Date of Award

5-2017

Document Type

Dissertation

Degree Name

Doctor of Philosophy (PhD)

Department

Parks, Recreation and Tourism Management

Committee Member

Dr. Denise Anderson, Committee Chair

Committee Member

Dr. Dorothy Schmalz

Committee Member

Dr. Ellen Granberg

Committee Member

Dr. Sarah Griffin

Abstract

In most western countries, obesity and sedentary behavior are a major health concern. Research demonstrates a clear connection between one’s physical and emotional health (e.g., body image) and as such, many community programs now focus on the “whole person” rather than just physical wellbeing. When looking at the population as a whole, the most health disparate group is adolescent girls. Compared to any other cohort, adolescent girls are the most sedentary, obese, and likely to suffer from psychosocial distress such as anxiety and/or depression. As a result, there is a need for further research into adolescent girls’ physical and emotional health. The primary purpose of this study was to evaluate Smart Fit Girls, a program aimed at improving adolescent girls’ health. A secondary purpose of this study was to better understand how social comparison and mother/daughter relationships influence adolescent girls’ health.
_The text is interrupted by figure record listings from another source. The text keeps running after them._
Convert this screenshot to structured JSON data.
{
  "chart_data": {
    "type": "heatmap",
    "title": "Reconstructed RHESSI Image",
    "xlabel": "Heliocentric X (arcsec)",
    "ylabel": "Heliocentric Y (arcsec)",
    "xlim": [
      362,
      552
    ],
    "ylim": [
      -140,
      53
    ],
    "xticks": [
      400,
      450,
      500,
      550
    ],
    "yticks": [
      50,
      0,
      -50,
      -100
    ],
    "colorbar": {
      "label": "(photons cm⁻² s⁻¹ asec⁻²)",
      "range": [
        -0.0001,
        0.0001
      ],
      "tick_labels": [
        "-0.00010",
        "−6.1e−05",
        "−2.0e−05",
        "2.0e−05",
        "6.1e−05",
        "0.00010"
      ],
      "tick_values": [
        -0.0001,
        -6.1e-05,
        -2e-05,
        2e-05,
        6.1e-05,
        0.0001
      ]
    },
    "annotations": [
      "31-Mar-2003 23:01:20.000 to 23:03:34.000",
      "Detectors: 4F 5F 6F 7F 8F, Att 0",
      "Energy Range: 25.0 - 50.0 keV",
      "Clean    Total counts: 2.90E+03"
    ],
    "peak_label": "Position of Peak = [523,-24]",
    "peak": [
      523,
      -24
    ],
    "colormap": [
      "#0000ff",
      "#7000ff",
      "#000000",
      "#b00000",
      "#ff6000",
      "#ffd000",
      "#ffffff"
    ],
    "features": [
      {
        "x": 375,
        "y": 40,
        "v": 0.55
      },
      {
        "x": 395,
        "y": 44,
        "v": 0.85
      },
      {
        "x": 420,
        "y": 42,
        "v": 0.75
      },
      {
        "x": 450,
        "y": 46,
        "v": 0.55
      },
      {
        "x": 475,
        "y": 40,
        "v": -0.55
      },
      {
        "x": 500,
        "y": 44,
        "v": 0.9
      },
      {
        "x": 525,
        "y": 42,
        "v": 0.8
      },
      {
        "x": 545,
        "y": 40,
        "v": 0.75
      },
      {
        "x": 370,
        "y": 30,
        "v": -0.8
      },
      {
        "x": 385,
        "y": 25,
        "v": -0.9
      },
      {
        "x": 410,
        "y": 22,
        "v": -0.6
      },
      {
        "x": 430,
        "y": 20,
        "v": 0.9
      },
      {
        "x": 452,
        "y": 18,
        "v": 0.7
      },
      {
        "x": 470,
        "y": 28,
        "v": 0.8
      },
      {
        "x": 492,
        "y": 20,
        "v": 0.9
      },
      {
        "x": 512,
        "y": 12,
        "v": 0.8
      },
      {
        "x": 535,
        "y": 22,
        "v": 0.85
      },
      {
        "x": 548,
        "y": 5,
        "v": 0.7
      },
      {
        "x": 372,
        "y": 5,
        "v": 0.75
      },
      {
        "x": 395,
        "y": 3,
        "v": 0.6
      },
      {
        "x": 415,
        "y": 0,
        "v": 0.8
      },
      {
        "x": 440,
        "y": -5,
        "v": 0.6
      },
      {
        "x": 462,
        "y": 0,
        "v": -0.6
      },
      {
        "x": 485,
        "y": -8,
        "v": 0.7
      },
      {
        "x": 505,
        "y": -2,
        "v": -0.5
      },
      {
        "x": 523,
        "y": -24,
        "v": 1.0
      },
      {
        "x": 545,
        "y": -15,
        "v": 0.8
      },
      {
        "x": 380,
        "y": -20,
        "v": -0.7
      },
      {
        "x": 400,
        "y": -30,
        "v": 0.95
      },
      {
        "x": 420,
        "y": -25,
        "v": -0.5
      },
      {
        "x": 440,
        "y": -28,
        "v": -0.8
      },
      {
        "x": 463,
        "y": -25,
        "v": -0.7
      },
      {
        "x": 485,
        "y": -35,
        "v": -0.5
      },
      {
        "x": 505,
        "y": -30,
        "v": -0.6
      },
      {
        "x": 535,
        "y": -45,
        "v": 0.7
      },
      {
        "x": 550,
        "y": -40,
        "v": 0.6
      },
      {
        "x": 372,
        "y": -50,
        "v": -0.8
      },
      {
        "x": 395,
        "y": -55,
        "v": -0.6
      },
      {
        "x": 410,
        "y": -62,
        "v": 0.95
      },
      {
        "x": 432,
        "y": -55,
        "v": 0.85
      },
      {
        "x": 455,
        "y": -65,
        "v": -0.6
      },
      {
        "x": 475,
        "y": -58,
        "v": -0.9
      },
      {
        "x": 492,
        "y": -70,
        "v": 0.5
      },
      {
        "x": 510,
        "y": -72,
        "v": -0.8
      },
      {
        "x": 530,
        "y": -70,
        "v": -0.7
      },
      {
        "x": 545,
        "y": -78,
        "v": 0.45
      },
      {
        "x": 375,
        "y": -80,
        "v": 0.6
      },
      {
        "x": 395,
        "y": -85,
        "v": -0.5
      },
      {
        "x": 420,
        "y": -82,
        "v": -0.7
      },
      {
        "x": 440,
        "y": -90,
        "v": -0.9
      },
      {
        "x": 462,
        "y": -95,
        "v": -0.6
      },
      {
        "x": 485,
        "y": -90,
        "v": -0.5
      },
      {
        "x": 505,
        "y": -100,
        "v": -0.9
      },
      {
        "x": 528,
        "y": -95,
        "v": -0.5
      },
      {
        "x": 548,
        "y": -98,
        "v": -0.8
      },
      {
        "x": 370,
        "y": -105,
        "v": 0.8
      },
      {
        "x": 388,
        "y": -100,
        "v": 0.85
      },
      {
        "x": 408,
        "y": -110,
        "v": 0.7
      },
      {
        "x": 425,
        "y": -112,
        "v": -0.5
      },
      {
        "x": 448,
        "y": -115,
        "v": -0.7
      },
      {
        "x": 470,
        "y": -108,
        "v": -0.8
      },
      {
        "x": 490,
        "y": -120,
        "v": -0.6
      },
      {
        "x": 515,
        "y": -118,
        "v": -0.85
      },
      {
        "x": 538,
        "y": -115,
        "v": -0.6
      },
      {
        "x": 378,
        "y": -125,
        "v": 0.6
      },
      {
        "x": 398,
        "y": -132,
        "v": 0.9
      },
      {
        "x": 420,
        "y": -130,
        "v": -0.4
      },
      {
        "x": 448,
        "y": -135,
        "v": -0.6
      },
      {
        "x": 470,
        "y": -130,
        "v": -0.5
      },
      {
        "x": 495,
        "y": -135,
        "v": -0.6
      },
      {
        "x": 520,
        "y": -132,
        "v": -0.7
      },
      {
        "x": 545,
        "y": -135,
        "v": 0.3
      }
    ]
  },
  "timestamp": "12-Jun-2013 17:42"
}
Quantitative (surveys), qualitative (focus groups), and mixed-methods (embedded design) methodologies were used in this study. Findings indicate that 1) the Smart Fit Girls program was successful in improving participants’ body image, 2) mothers have a strong influence over their daughters’ health and while they recognize this, they do not know how to best discuss health concerns with their daughters, and 3) physical activity prototypes influence adolescent girls’ willingness to be physically active but social comparison does not influence this relationship. This study demonstrates that intentional programming can positively influence the health of adolescent girls.